Several of the British companies we ordered to secure the North Bridge across the Concord River, and from there continue to James Barrett's farm, where colonists hid a stock of arms and gunpowder. The remainder of the troops searched for Provincial military supplies in the town center. What little they found, including wooden spoons, cannonballs, and barrels of shovels, was set on fire or thrown into the mill pond.
Martha watched as these troops "set fire to the great gun carriages just by the [Town] house," eventually catching the building on fire. Moulton then "put [her] life, as it were, in [her] hands," and began to beg the officers to put out the fire. She understood that if not handled soon, the row of houses, including the school nearby, would soon be consumed in flames. The men brushed her off at first, saying to her, "O, mother, we will not do you any harm! Do not be concerned, mother!," but Martha's persistence proved successful when finally, "by one pail of water after another, they sent and did extinguish the fire."
While the British continued their search, more colonial militia arrived, their numbers rising to around 400 men. The militia gathered on higher ground and spotted smoke rising from the town center.
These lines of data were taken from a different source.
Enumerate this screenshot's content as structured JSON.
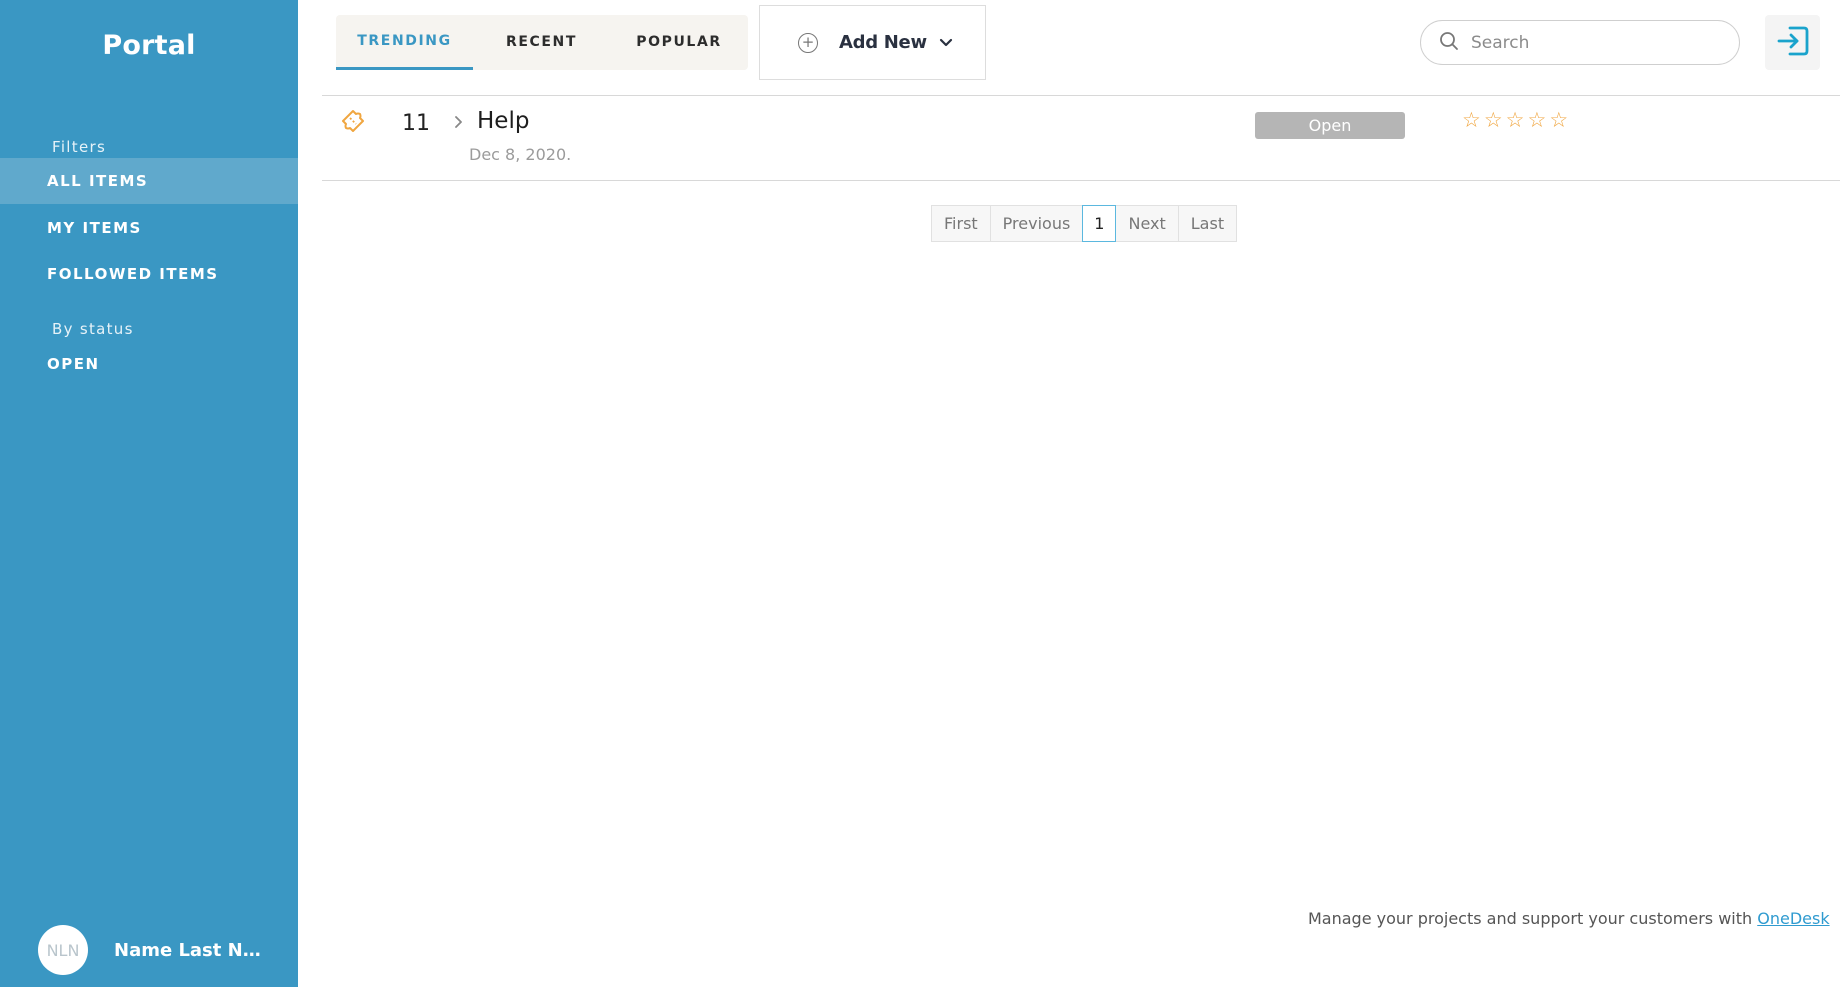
{
  "sidebar": {
    "brand": "Portal",
    "filters_label": "Filters",
    "items": [
      {
        "label": "ALL ITEMS",
        "active": true
      },
      {
        "label": "MY ITEMS",
        "active": false
      },
      {
        "label": "FOLLOWED ITEMS",
        "active": false
      }
    ],
    "status_label": "By status",
    "status_items": [
      {
        "label": "OPEN"
      }
    ],
    "user": {
      "initials": "NLN",
      "name": "Name Last Name"
    }
  },
  "header": {
    "tabs": [
      {
        "label": "TRENDING",
        "active": true
      },
      {
        "label": "RECENT",
        "active": false
      },
      {
        "label": "POPULAR",
        "active": false
      }
    ],
    "add_new_label": "Add New",
    "search_placeholder": "Search"
  },
  "items": [
    {
      "icon": "ticket-icon",
      "number": "11",
      "title": "Help",
      "date": "Dec 8, 2020.",
      "status": "Open",
      "rating": 0,
      "max_rating": 5
    }
  ],
  "pagination": {
    "first": "First",
    "previous": "Previous",
    "current": "1",
    "next": "Next",
    "last": "Last"
  },
  "footer": {
    "text": "Manage your projects and support your customers with",
    "link_text": "OneDesk"
  },
  "colors": {
    "sidebar": "#3a97c3",
    "sidebar_active": "#60a9cc",
    "accent": "#3a97c3",
    "star": "#f0a640",
    "status_badge": "#b5b5b5"
  }
}
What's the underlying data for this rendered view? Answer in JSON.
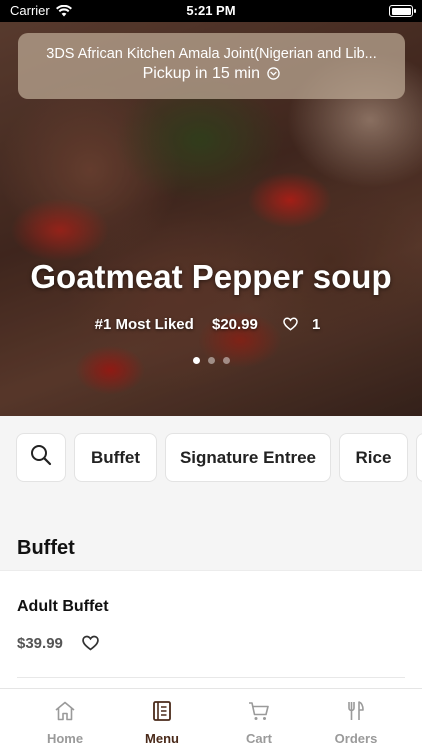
{
  "status_bar": {
    "carrier": "Carrier",
    "time": "5:21 PM"
  },
  "restaurant": {
    "name": "3DS African Kitchen Amala Joint(Nigerian and Lib...",
    "pickup": "Pickup in 15 min"
  },
  "featured": {
    "title": "Goatmeat Pepper soup",
    "badge": "#1 Most Liked",
    "price": "$20.99",
    "likes": "1",
    "carousel_pages": 3,
    "carousel_active": 1
  },
  "categories": [
    "Buffet",
    "Signature Entree",
    "Rice",
    ""
  ],
  "section": {
    "title": "Buffet"
  },
  "items": [
    {
      "name": "Adult Buffet",
      "price": "$39.99"
    }
  ],
  "tabs": [
    {
      "label": "Home",
      "icon": "home-icon",
      "active": false
    },
    {
      "label": "Menu",
      "icon": "menu-book-icon",
      "active": true
    },
    {
      "label": "Cart",
      "icon": "cart-icon",
      "active": false
    },
    {
      "label": "Orders",
      "icon": "fork-knife-icon",
      "active": false
    }
  ],
  "colors": {
    "accent": "#4a2a1a",
    "inactive_tab": "#9a9a9a",
    "background": "#f5f5f5"
  }
}
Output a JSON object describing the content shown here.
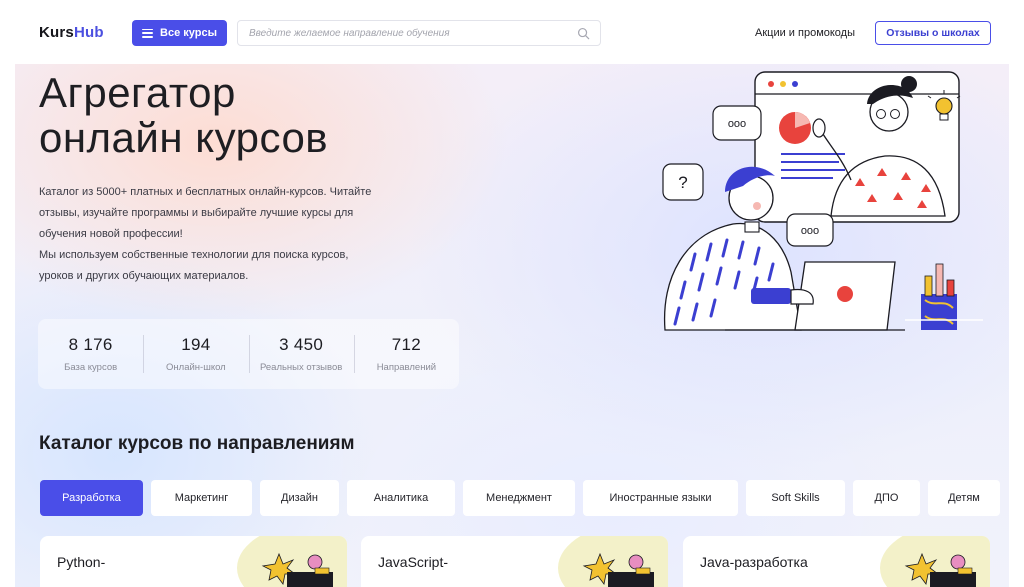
{
  "header": {
    "logo_part1": "Kurs",
    "logo_part2": "Hub",
    "all_courses_label": "Все курсы",
    "search_placeholder": "Введите желаемое направление обучения",
    "promo_link": "Акции и промокоды",
    "reviews_button": "Отзывы о школах"
  },
  "hero": {
    "title_line1": "Агрегатор",
    "title_line2": "онлайн курсов",
    "desc_lines": [
      "Каталог из 5000+ платных и бесплатных онлайн-курсов. Читайте",
      "отзывы, изучайте программы и выбирайте лучшие курсы для",
      "обучения новой профессии!",
      "Мы используем собственные технологии для поиска курсов,",
      "уроков и других обучающих материалов."
    ],
    "bubble_question": "?",
    "bubble_dots": "ooo"
  },
  "stats": [
    {
      "value": "8 176",
      "label": "База курсов"
    },
    {
      "value": "194",
      "label": "Онлайн-школ"
    },
    {
      "value": "3 450",
      "label": "Реальных отзывов"
    },
    {
      "value": "712",
      "label": "Направлений"
    }
  ],
  "catalog": {
    "title": "Каталог курсов по направлениям",
    "tabs": [
      "Разработка",
      "Маркетинг",
      "Дизайн",
      "Аналитика",
      "Менеджмент",
      "Иностранные языки",
      "Soft Skills",
      "ДПО",
      "Детям"
    ],
    "active_tab": "Разработка",
    "cards": [
      {
        "title": "Python-"
      },
      {
        "title": "JavaScript-"
      },
      {
        "title": "Java-разработка"
      }
    ]
  },
  "colors": {
    "accent": "#4a4ee8",
    "illustration_red": "#e8433d",
    "illustration_blue": "#3b3fd1",
    "card_highlight": "#f3f1c9"
  },
  "icons": [
    "burger-icon",
    "search-icon"
  ]
}
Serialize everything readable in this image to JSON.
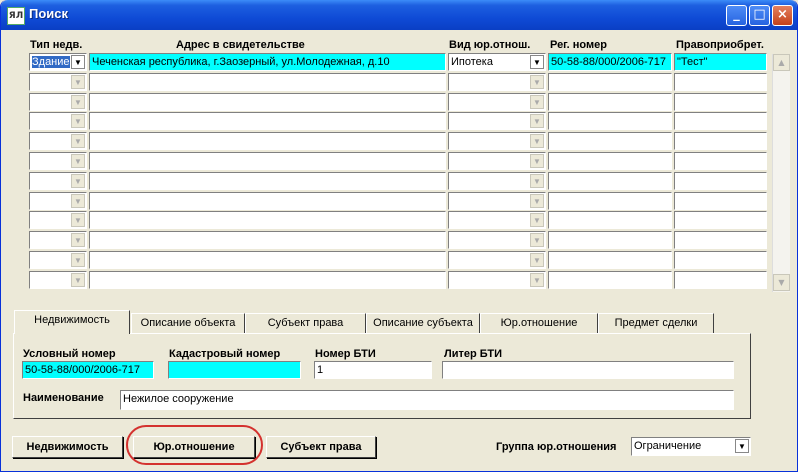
{
  "window": {
    "title": "Поиск",
    "icon": "app-icon",
    "controls": [
      "minimize-icon",
      "maximize-icon",
      "close-icon"
    ]
  },
  "grid": {
    "columns": [
      "Тип недв.",
      "Адрес в свидетельстве",
      "Вид юр.отнош.",
      "Рег. номер",
      "Правоприобрет."
    ],
    "rows": [
      {
        "type": "Здание",
        "address": "Чеченская республика, г.Заозерный, ул.Молодежная, д.10",
        "relation": "Ипотека",
        "reg": "50-58-88/000/2006-717",
        "acq": "\"Тест\""
      },
      {
        "type": "",
        "address": "",
        "relation": "",
        "reg": "",
        "acq": ""
      },
      {
        "type": "",
        "address": "",
        "relation": "",
        "reg": "",
        "acq": ""
      },
      {
        "type": "",
        "address": "",
        "relation": "",
        "reg": "",
        "acq": ""
      },
      {
        "type": "",
        "address": "",
        "relation": "",
        "reg": "",
        "acq": ""
      },
      {
        "type": "",
        "address": "",
        "relation": "",
        "reg": "",
        "acq": ""
      },
      {
        "type": "",
        "address": "",
        "relation": "",
        "reg": "",
        "acq": ""
      },
      {
        "type": "",
        "address": "",
        "relation": "",
        "reg": "",
        "acq": ""
      },
      {
        "type": "",
        "address": "",
        "relation": "",
        "reg": "",
        "acq": ""
      },
      {
        "type": "",
        "address": "",
        "relation": "",
        "reg": "",
        "acq": ""
      },
      {
        "type": "",
        "address": "",
        "relation": "",
        "reg": "",
        "acq": ""
      },
      {
        "type": "",
        "address": "",
        "relation": "",
        "reg": "",
        "acq": ""
      }
    ]
  },
  "tabs": [
    "Недвижимость",
    "Описание объекта",
    "Субъект права",
    "Описание субъекта",
    "Юр.отношение",
    "Предмет сделки"
  ],
  "form": {
    "cond_number_label": "Условный номер",
    "cond_number_value": "50-58-88/000/2006-717",
    "cadastral_label": "Кадастровый номер",
    "cadastral_value": "",
    "bti_number_label": "Номер БТИ",
    "bti_number_value": "1",
    "bti_letter_label": "Литер БТИ",
    "bti_letter_value": "",
    "name_label": "Наименование",
    "name_value": "Нежилое сооружение"
  },
  "buttons": {
    "property": "Недвижимость",
    "relation": "Юр.отношение",
    "subject": "Субъект права"
  },
  "group": {
    "label": "Группа юр.отношения",
    "value": "Ограничение"
  },
  "colors": {
    "highlight": "#00ffff",
    "title_bar": "#0f4bd6",
    "annotation_ring": "#d4322f"
  }
}
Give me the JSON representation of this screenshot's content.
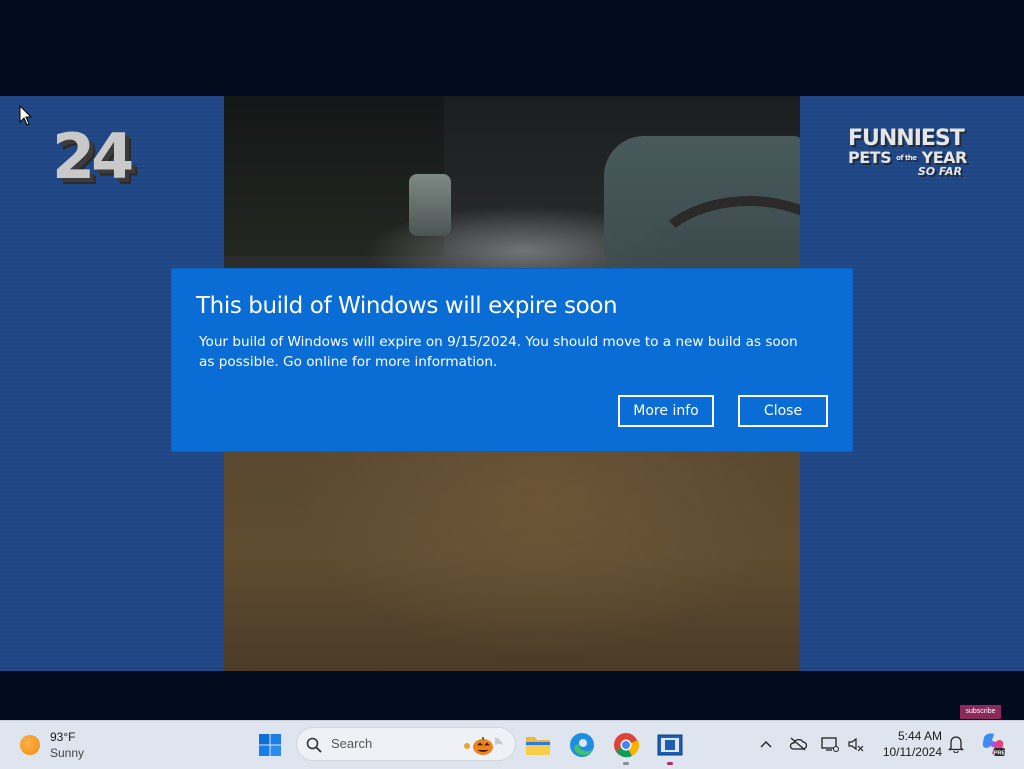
{
  "video": {
    "counter": "24",
    "logo": {
      "line1": "FUNNIEST",
      "line2_a": "PETS",
      "line2_small": "of the",
      "line2_b": "YEAR",
      "line3": "SO FAR"
    },
    "subscribe_label": "subscribe"
  },
  "dialog": {
    "title": "This build of Windows will expire soon",
    "body": "Your build of Windows will expire on 9/15/2024. You should move to a new build as soon as possible. Go online for more information.",
    "more_info_label": "More info",
    "close_label": "Close",
    "background_color": "#0a6cd5"
  },
  "taskbar": {
    "weather": {
      "temperature": "93°F",
      "condition": "Sunny",
      "icon": "sun-icon"
    },
    "search": {
      "placeholder": "Search"
    },
    "pinned": [
      {
        "name": "windows-start-icon"
      },
      {
        "name": "file-explorer-icon"
      },
      {
        "name": "edge-icon"
      },
      {
        "name": "chrome-icon"
      },
      {
        "name": "app-window-icon"
      }
    ],
    "clock": {
      "time": "5:44 AM",
      "date": "10/11/2024"
    }
  }
}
The militiamen assumed the British were setting the town ablaze, and a skirmish broke out. The famous "shot heard 'round the world" was fired, symbolizing the start of the American Revolution.
The British decided to return to Boston but faced constant pressure from colonial militia along the way. The countryside erupted in defiance, with militia joining the fight. The British suffered losses, and their retreat became long and arduous.
Martha Moulton recounted her experiences in Concord, Massachusetts, one year later in a petition to the General Court of Massachusetts, seeking compensation for lost and damaged property. Her petition was successful, and the court awarded her £3.